E cita la prima lettera ai Corinzi: «Nessuno cerchi il proprio interesse, ma quello degli altri» (10, 24). Tale è lo spirito che predomina durante tutto il lungo corso storico dell’ortodossia. Spirito che si esalta in periodo quaresimale, «stadio delle lotte ascetiche, per purificare noi stessi, con la collaborazione del Signore, in preghiera, digiuno e umiltà, e per apprestarci a vivere con entusiasmo la Passione e a festeggiare la Resurrezione di Cristo Salvatore». Bartolomeo cita il Nuovo Meterikon (Nuovi detti delle Madri del deserto) per descrivere «l’ethos di rinuncia dal “mio” in nome dell’amore». L’uso sacrificale della libertà «è estraneo allo spirito della nostra epoca, che identifica la libertà con rivendicazioni personali e con il legittimismo». Invece, nella visione ortodossa, la libertà «non esige ma condivide, non reclama ma si sacrifica. Il fedele ortodosso sa che l’indipendenza e l’autosufficienza non affrancano l’uomo dal giogo dell’io, dell’autorealizzazione e dell’autolegittimazione. La libertà per la quale Cristo ci ha liberati (Galati, 5, 1) attiva le forze creative dell’uomo, si realizza come negazione dell’autosegregazione, come amore non prestabilito e comunione di vita». L’ethos ascetico ortodosso «non conosce divisioni e dualismi, non rifiuta la vita ma la trasfigura. La visione dualistica e il rifiuto del mondo non sono cristiani. L’autentico ascetismo è luminoso e amico degli uomini» ed è «caratteristico dell’autocoscienza ortodossa che il periodo del digiuno sia impregnato di gioia della croce e della resurrezione».
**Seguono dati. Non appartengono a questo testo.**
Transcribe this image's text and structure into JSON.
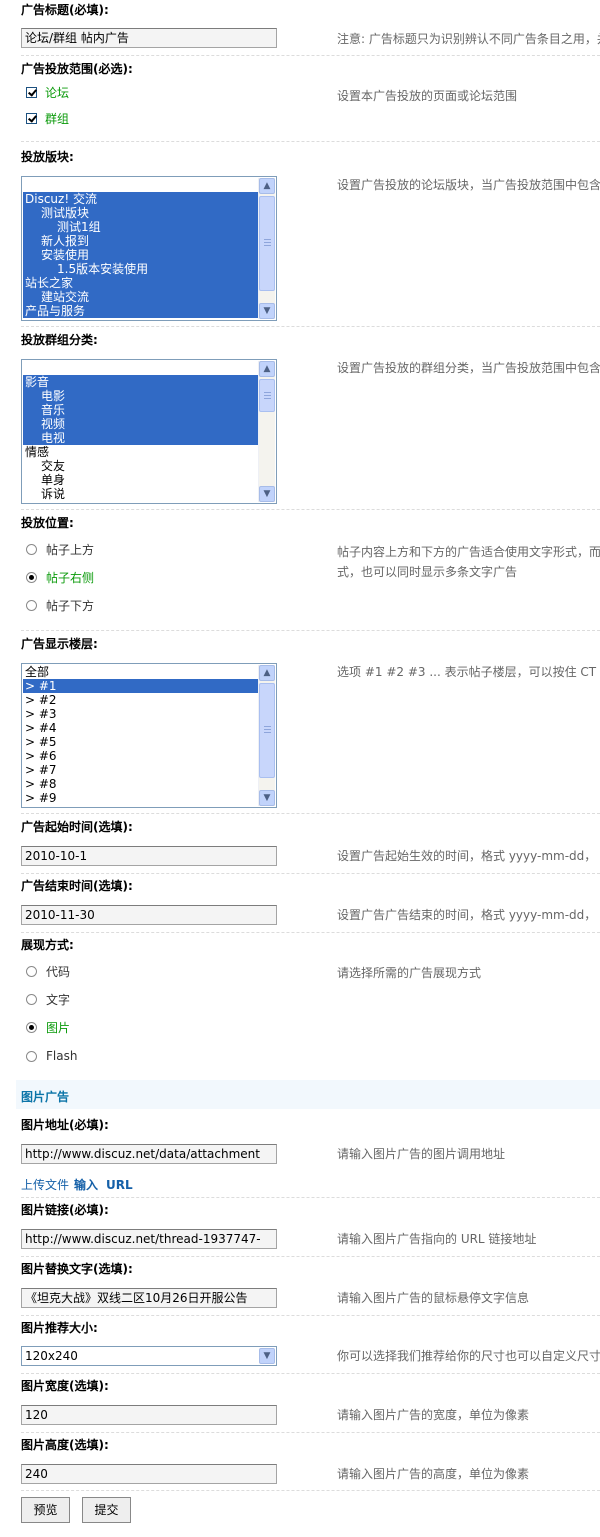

Inoltre, prosegue il patriarca ecumenico, «le lotte ascetiche degli ortodossi, come anche complessivamente la nostra vita spirituale e liturgica, effondono il profumo e la luce della Resurrezione. La Croce si trova al centro della devozione ortodossa; non è tuttavia il punto finale di riferimento della vita della Chiesa. Questo è l’ineffabile gioia della Resurrezione, e la Croce costituisce la via verso di essa». Pertanto, anche durante il periodo della grande Quaresima, «la quintessenza vitale degli ortodossi rimane il desiderio della “comune Resurrezione”». L’invito dell’arcivescovo di Costantinopoli è quindi a pregare «di essere resi degni» di percorrere, in obbedienza alla regola della tradizione ecclesiastica, la “comune lotta” del digiuno che «sopprime le passioni», aiutando coloro che soffrono e che hanno necessità, «perdonandoci gli uni gli altri e “rendendo grazie in ogni cosa” (1 Tessalonicesi, 5, 18)».
Il discorso sarà letto nelle chiese durante la Domenica dei latticini, il 10 marzo, subito dopo il Vangelo. Quella domenica è chiamata così perché la settimana precedente gli ortodossi non mangiano carne, ma solo prodotti lattiero-caseari, uova e pesce.